There is no system of cleaning the Transit Camp. It is a duplex D type quarter, looked after by the wife of a private car driver, who occupies the servants' quarters and half of the ground floor drawing/dining, since the Care-taker took VRS and the post was abolished.

I have been given a bed in the 1st floor. The sheet is clean with a clean pillow. The other bed has dunlopillo cushion whose covering cotton enclosure is torn in strips. It was full of cobwebs and dust. There is a dressing table and a table which have taken on a permanent coat of dust. On the dressing table was an old dirty comb with hair on it, a little bottle of mustard oil, and other things that the previous occupant didnt need to carry away when he was rid of the place.

The toilet is extremely dirty and the flush was broken but has now been repaired. There was a low power incandescent bulb that was necessary to add to the gloom. And there were left over pieces of soap, scrub and shampoo pouches. But I was not surprised by all this. In my transfer from BCCL to CCL I experienced worse and expect nothing better from Coal India Limited. I was surprised that there were no termites.

After two days of cajolling the lady/acting caretaker the room was persuaded by a fifty rupee note to clean up the room, to some extent; cobwebs are still there in some of the windows and some below the bed.

The lady cooks for me and another officer, another forced bachelor Geo-physicist from Nagpur who lives in the ground floor. I am happy with the 3 hot vegetarian meals I get. I have had to procure mineral water from outside Koyla Nagar (I love the name, it had to be coal; I love the word Black Diamond, I think it must have been coined by a Bihari/north Indian, they have a unique sense of humour).

I am sorry I have burdened you with all this. You have faced worse in your younger days. I have heard the story of a snake in the bed roll of an officer when he returned after leave and that of a tiger on the way to the incline. But now I am approaching 50 and a little tired of all this. In my very comfortable stay at Kolkata, though in a job that I had gotten utterly sick of having been at it for 15 years, I had forgotten that I was a servant and I need the salary badly.

I am trying to get a hang of the job. I must give the company what I can in return for the salary which brings home the bread for me, which I have always done. For 3 years. Then we shall see.

The problem with (the holding company that recruited me from BHU-IT campus) that it has always been a single focus company with one goal.
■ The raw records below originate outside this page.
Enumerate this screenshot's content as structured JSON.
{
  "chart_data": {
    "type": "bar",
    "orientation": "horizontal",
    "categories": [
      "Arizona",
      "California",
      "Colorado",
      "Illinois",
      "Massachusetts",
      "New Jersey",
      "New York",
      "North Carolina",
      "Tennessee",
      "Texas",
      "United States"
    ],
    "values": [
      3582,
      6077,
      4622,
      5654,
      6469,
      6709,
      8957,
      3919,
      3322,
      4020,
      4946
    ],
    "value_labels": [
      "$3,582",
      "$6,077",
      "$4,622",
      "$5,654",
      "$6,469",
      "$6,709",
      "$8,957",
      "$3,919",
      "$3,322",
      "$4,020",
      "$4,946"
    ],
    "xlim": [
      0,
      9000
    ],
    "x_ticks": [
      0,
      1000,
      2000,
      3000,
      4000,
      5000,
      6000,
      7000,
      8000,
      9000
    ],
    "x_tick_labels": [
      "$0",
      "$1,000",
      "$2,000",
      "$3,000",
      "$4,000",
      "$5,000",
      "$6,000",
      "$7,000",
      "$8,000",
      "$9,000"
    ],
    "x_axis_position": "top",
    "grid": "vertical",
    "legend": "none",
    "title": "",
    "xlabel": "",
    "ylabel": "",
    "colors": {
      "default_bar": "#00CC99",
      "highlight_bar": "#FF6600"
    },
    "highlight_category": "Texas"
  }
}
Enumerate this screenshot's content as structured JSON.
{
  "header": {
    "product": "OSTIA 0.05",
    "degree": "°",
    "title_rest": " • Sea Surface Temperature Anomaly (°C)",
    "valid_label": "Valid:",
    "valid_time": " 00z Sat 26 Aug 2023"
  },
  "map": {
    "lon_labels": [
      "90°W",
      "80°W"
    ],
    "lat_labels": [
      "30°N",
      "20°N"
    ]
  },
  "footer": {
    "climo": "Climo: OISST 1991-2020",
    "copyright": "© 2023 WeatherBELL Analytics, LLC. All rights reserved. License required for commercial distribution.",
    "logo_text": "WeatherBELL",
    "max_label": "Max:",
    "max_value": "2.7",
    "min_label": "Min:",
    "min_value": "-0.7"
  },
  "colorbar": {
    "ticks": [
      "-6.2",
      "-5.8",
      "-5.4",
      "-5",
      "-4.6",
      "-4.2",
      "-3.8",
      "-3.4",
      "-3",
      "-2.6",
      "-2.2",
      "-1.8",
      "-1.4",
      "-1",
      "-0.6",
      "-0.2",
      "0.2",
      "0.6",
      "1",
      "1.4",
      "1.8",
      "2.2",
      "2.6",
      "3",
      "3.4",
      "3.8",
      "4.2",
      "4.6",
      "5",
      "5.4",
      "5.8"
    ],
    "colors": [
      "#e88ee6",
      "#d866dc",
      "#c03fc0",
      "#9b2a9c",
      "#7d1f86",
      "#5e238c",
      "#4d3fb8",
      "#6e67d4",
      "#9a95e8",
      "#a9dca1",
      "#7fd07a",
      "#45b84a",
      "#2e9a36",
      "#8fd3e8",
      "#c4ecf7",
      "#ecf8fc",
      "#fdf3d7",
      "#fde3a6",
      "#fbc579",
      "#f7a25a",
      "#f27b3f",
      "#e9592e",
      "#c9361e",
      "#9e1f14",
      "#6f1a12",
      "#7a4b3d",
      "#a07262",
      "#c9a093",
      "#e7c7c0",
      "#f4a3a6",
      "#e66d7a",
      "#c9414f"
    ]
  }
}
Get coal. The supporting systems have not got the attention they needed. I think the Manager should be the last man for the responsibility for production. The SAM/Agent should give support to the production activity in his sphere of responsibility. Ditto the GM. Here we have CMDs screaming daily regarding production. While Personnel Officers make tours to the HQ even as there is a strike in the colliery. The Finance Manager goes home to Kolkata with the keys for cash. I so badly want to write to somebody who has the authority to change things, even though I know, knew since I joined ___ in 1981, that its days are numbered."

I would modify that ending now. That company, wonder of wonders, survives and will continue to survive, and qualified, honest, sincere, hard working, executives of the company will continue to be trapped into employment with it and thereafter raped lifelong to produce the coal that is its bread and butter and the fruits of its success shall continue to be enjoyed by unqualified people - Guest House care-takers who rise to become Directors (Personnel), (nearly all its high ranking personnel managers joined as clerks or workmen, no problem there, but look at their qualifications in Personnel Management/HR, yes they have heard the term) chainmen who become Chief Mining Engineers, etc.

However, now that I have seen the darkest nights, I have hope. The company has become a Navaratna, that is it pretends to be free to take its own decisions, even though insiders know that the Ministry has the final word. It is about to launch an IPO. So I might hope that in 20-25 yrs, we shall see an end to stupid idiots from villages of Bihar and UP who joined as clerks, security guards and care-takers rise to become Directors while engineers from IITs are transformed into clerks.